The queen is looking good.

I posted previously about how I saw a higher percentage of bees requesting to be cleaned in this hive than what I see in my other hives.  A commenter asked what this looked like and I thought that it was a great question, but it's not easy to describe so here is a video.  What you are looking for is the bee vibrating in place and not dancing in any direction or pattern.

In case the embedded video doesn't show up (I'm pretty sure it doesn't in email) I also posted the link to YouTube here: Cleaning dance

Ballard daughter
Saw the new queen and she is a tad darker than her mother.  She still has that young queen look but she doesn't seem to be wasting any time either and had laid a nice cluster of eggs and there were even a few 1-2 day old larvae. So that means she started laying on 8/4 and since the split was done on 7/12 that gives us 22 days, or 15 to emerge and 7 to mate and start laying.

I like to see a large group of bees form around queens when they pause like this and tells me she is a desirable queen.

Hive Checks (8/10/2014)
I'm going to call the swarm from the Rosemary hive Rose because the landed next to an old climbing rose.  I gave them two frames of pollen and beebread I stole from the Rebel hive and have been adding syrup to help them build up resources.  I was quite surprised to see that they already had capped brood.  I'd say it was maybe 2-3 days into having been capped as well.  Doing the bee math this is quite an impressive turnaround.  Split on 7/13 and capped brood lets say in the last 2 days which means that eggs were being laid around 8/1 or just 4 days after the swarm.  She is definitely ahead of the curve compared to what I've seen from other hives this year.  Perhaps that is being driven by the urgency to buildup before winter and the fact that every day counts.

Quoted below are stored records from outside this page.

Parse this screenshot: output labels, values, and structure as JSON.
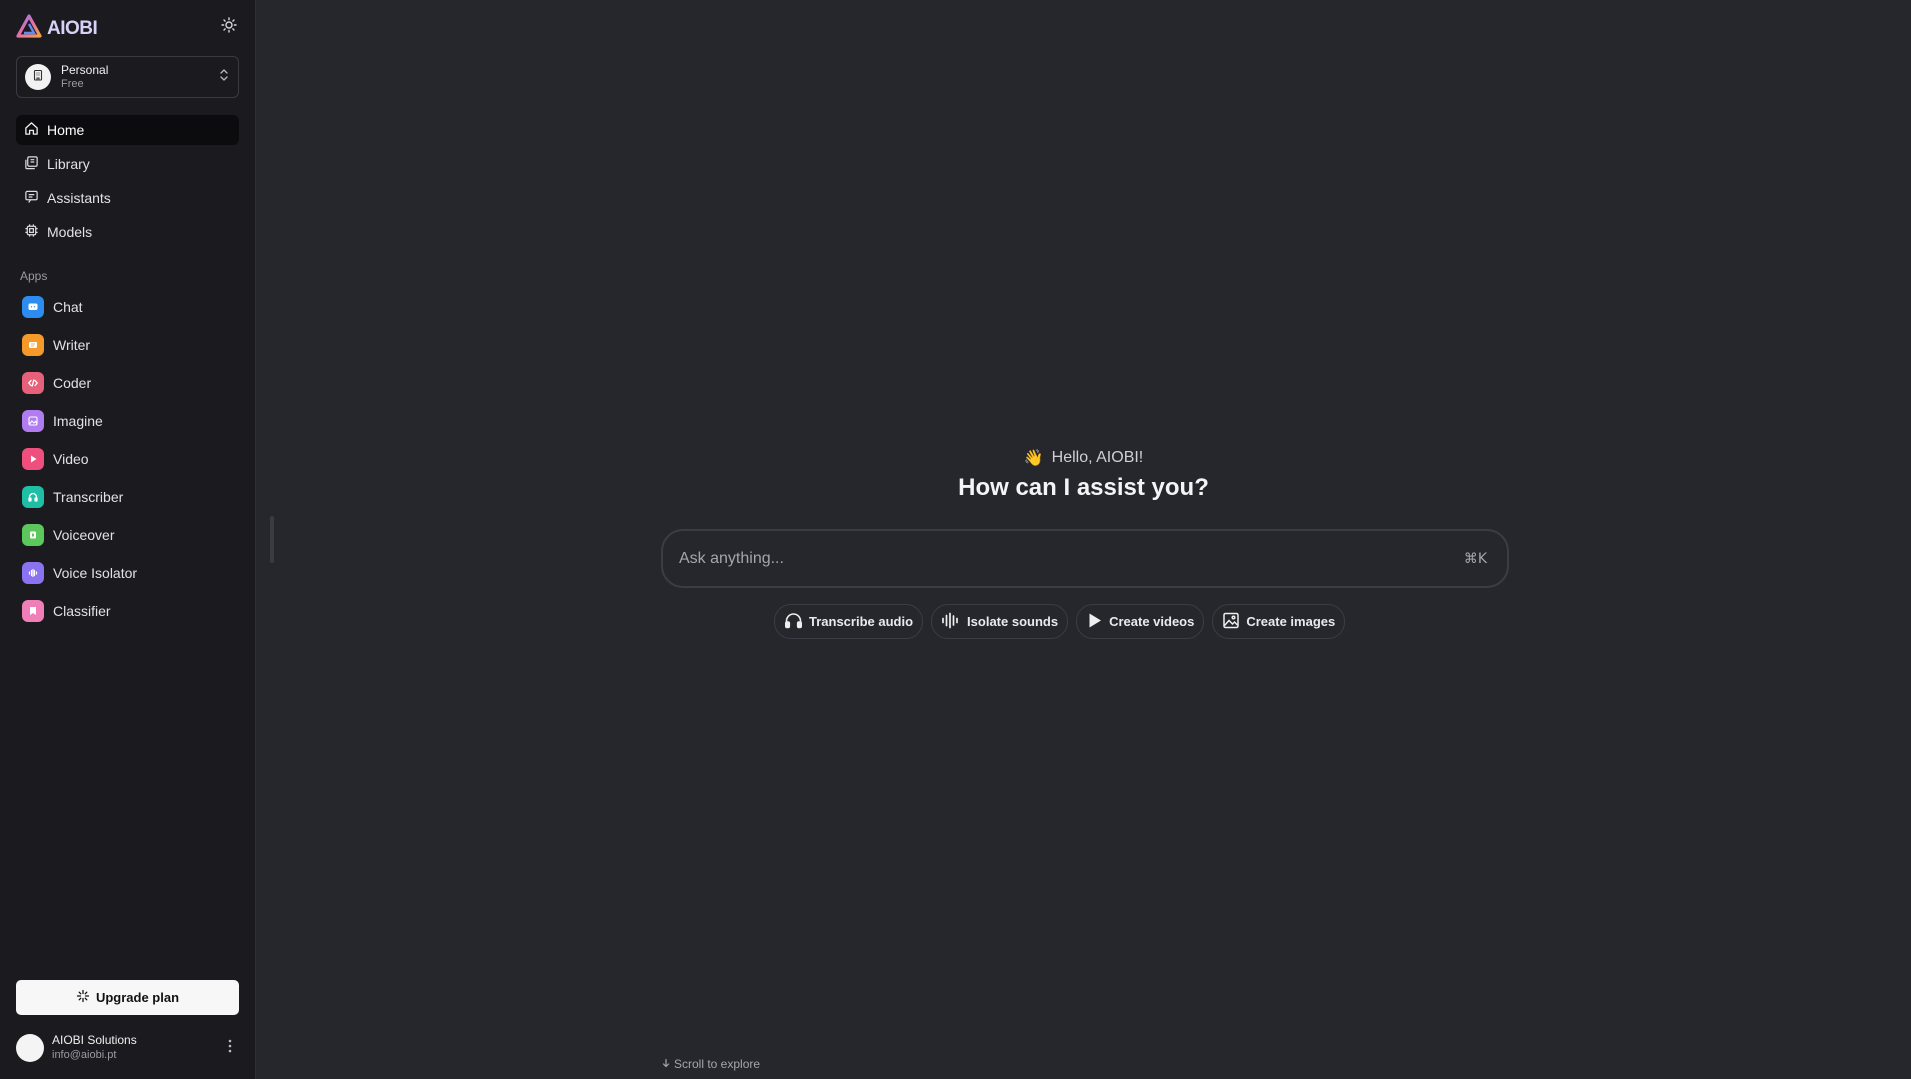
{
  "brand": {
    "name": "AIOBI"
  },
  "workspace": {
    "name": "Personal",
    "plan": "Free"
  },
  "nav": [
    {
      "label": "Home",
      "icon": "home-icon",
      "active": true
    },
    {
      "label": "Library",
      "icon": "library-icon"
    },
    {
      "label": "Assistants",
      "icon": "assistants-icon"
    },
    {
      "label": "Models",
      "icon": "models-icon"
    }
  ],
  "apps": {
    "label": "Apps",
    "items": [
      {
        "label": "Chat",
        "color": "#2d8cf0"
      },
      {
        "label": "Writer",
        "color": "#f59a2a"
      },
      {
        "label": "Coder",
        "color": "#e8617a"
      },
      {
        "label": "Imagine",
        "color": "#b07cf0"
      },
      {
        "label": "Video",
        "color": "#ee4f7c"
      },
      {
        "label": "Transcriber",
        "color": "#1fbfa6"
      },
      {
        "label": "Voiceover",
        "color": "#5cc85c"
      },
      {
        "label": "Voice Isolator",
        "color": "#8b72f0"
      },
      {
        "label": "Classifier",
        "color": "#f07fb8"
      }
    ]
  },
  "upgrade": {
    "label": "Upgrade plan"
  },
  "user": {
    "name": "AIOBI Solutions",
    "email": "info@aiobi.pt"
  },
  "hero": {
    "greeting": "Hello, AIOBI!",
    "emoji": "👋",
    "question": "How can I assist you?"
  },
  "ask": {
    "placeholder": "Ask anything...",
    "shortcut": "⌘K"
  },
  "chips": [
    {
      "label": "Transcribe audio",
      "icon": "headphones-icon"
    },
    {
      "label": "Isolate sounds",
      "icon": "waveform-icon"
    },
    {
      "label": "Create videos",
      "icon": "play-icon"
    },
    {
      "label": "Create images",
      "icon": "image-icon"
    }
  ],
  "scroll_hint": "Scroll to explore"
}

The queen is looking good and also well liked.

Rosemary daughter
This is the sister hive to Rose and while they aren't as far along as the Rose hive there was a good amount of young brood coming and just a few cells that looked like they were a few days away from getting capped.  I thought the Ballard daughter hive was being quick when I looked at them yesterday but these two queens are both a few days ahead of their pace.

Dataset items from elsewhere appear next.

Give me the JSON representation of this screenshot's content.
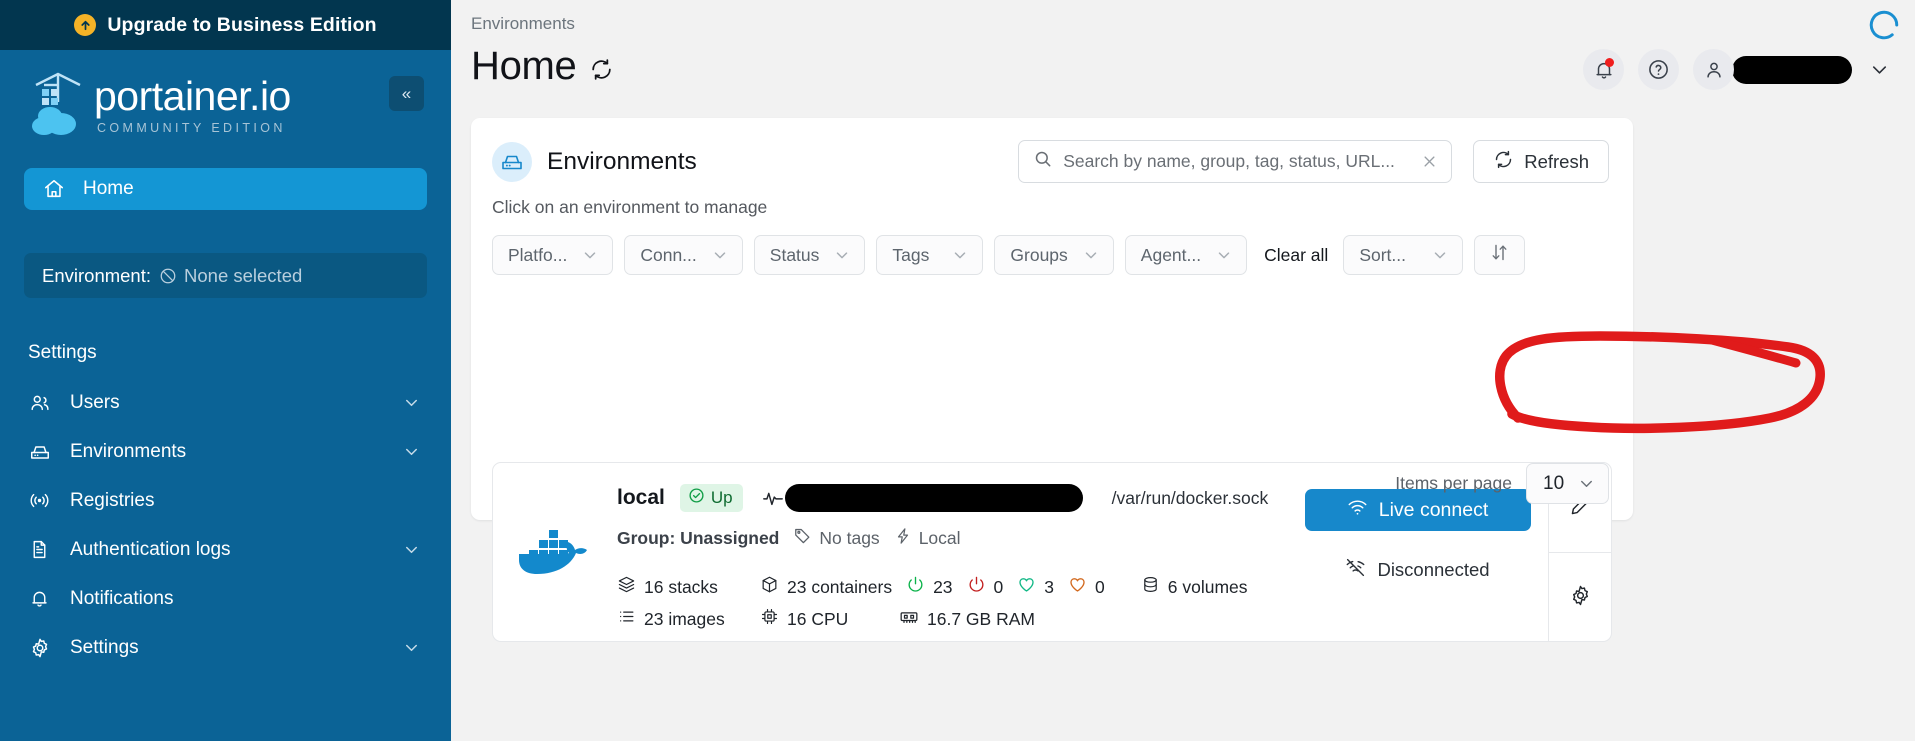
{
  "sidebar": {
    "upgrade_banner": {
      "label": "Upgrade to Business Edition",
      "icon": "arrow-up-circle-icon"
    },
    "logo": {
      "title": "portainer.io",
      "subtitle": "COMMUNITY EDITION"
    },
    "collapse_label": "«",
    "home": {
      "label": "Home",
      "icon": "home-icon"
    },
    "environment_selector": {
      "key": "Environment:",
      "value": "None selected",
      "icon": "none-selected-icon"
    },
    "settings_heading": "Settings",
    "items": [
      {
        "label": "Users",
        "icon": "users-icon",
        "has_chevron": true
      },
      {
        "label": "Environments",
        "icon": "environments-icon",
        "has_chevron": true
      },
      {
        "label": "Registries",
        "icon": "registries-icon",
        "has_chevron": false
      },
      {
        "label": "Authentication logs",
        "icon": "document-icon",
        "has_chevron": true
      },
      {
        "label": "Notifications",
        "icon": "bell-icon",
        "has_chevron": false
      },
      {
        "label": "Settings",
        "icon": "gear-icon",
        "has_chevron": true
      }
    ]
  },
  "topbar": {
    "breadcrumb": "Environments",
    "title": "Home",
    "title_refresh_icon": "refresh-icon",
    "notifications_icon": "bell-icon",
    "help_icon": "question-circle-icon",
    "user_icon": "user-icon",
    "user_name": "",
    "user_chevron": "chevron-down-icon"
  },
  "card": {
    "title": "Environments",
    "icon": "environments-icon",
    "subtitle": "Click on an environment to manage",
    "search": {
      "placeholder": "Search by name, group, tag, status, URL...",
      "value": "",
      "icon": "search-icon",
      "clear_icon": "close-icon"
    },
    "refresh_button": {
      "label": "Refresh",
      "icon": "refresh-icon"
    },
    "filters": [
      {
        "label": "Platfo...",
        "name": "platform"
      },
      {
        "label": "Conn...",
        "name": "connection"
      },
      {
        "label": "Status",
        "name": "status"
      },
      {
        "label": "Tags",
        "name": "tags"
      },
      {
        "label": "Groups",
        "name": "groups"
      },
      {
        "label": "Agent...",
        "name": "agent"
      }
    ],
    "clear_all": "Clear all",
    "sort": {
      "label": "Sort...",
      "direction_icon": "sort-direction-icon"
    },
    "footer": {
      "items_per_page_label": "Items per page",
      "items_per_page_value": "10"
    }
  },
  "environment": {
    "name": "local",
    "status_badge": {
      "label": "Up",
      "icon": "check-circle-icon"
    },
    "pulse_icon": "activity-icon",
    "url_redacted": true,
    "socket_path": "/var/run/docker.sock",
    "group": "Group: Unassigned",
    "tags": "No tags",
    "tags_icon": "tag-icon",
    "type": "Local",
    "type_icon": "lightning-icon",
    "stats": {
      "stacks": "16 stacks",
      "stacks_icon": "layers-icon",
      "containers": "23 containers",
      "containers_icon": "cube-icon",
      "containers_running": "23",
      "containers_running_icon": "power-icon",
      "containers_stopped": "0",
      "containers_stopped_icon": "power-off-icon",
      "containers_healthy": "3",
      "containers_healthy_icon": "heart-icon",
      "containers_unhealthy": "0",
      "containers_unhealthy_icon": "heart-broken-icon",
      "volumes": "6 volumes",
      "volumes_icon": "database-icon",
      "images": "23 images",
      "images_icon": "list-icon",
      "cpu": "16 CPU",
      "cpu_icon": "chip-icon",
      "ram": "16.7 GB RAM",
      "ram_icon": "memory-icon"
    },
    "live_connect": {
      "label": "Live connect",
      "icon": "wifi-icon"
    },
    "connection_status": {
      "label": "Disconnected",
      "icon": "wifi-off-icon"
    },
    "actions": [
      {
        "name": "edit",
        "icon": "pencil-icon"
      },
      {
        "name": "settings",
        "icon": "gear-icon"
      }
    ]
  },
  "colors": {
    "sidebar_bg": "#0b6396",
    "upgrade_bg": "#02364f",
    "accent_blue": "#1788cb",
    "nav_active": "#1496d4",
    "status_up_bg": "#dff5e6",
    "status_up_text": "#0f6c31",
    "annotation_red": "#e01b1b",
    "notification_dot": "#f01e1e"
  }
}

A good looking light colored queen.

Hive Checks (8/15/2014)
Ballard Nuc
Upon opening this hive my first thought was, hey they aren't dead.  I did see a few bees with DWV, but overall the larvae looked healthy and there were a lot of young healthy bees.  It looks like the split gave them the boost they needed, and helped pull them out of the DWV issue that was starting to take hold.  There is a lot of brood on the way and a lot of young bees in the hive.  Hopefully they can make the most of fall nectar and pollen sources.  Stores were low and I likely will have to give them a frame of honey.

Still going her usual slow pace.

The hive looked like it was in good shape and the broodnest and honey arches looked good.  I also now know which hive the completely black bees are coming from (they look like the bee pictured earlier in the Dahlia photo)!  The make up maybe 1-2% of the overall population but they are impressive to see especially with bright yellow and orange pollen baskets.

This big queen is still going strong.

Hive Checks (8/18/2014)
Rosemary Nuc
The nuc is doing well and the queen has been busy.  The frames are crammed with bees and there is plenty of brood on the way.  Honey stores are still a little light.

Scriber Creek
Similar to the Rosemary nuc there is a lot of brood coming and frames have good honey arches, however there is not much surplus anywhere for winter.  They are going full steam ahead through this dearth and are burning stores which is more typical of what you would see with Italian strains for this time of year.

Another shot of Borage that captures late summer well.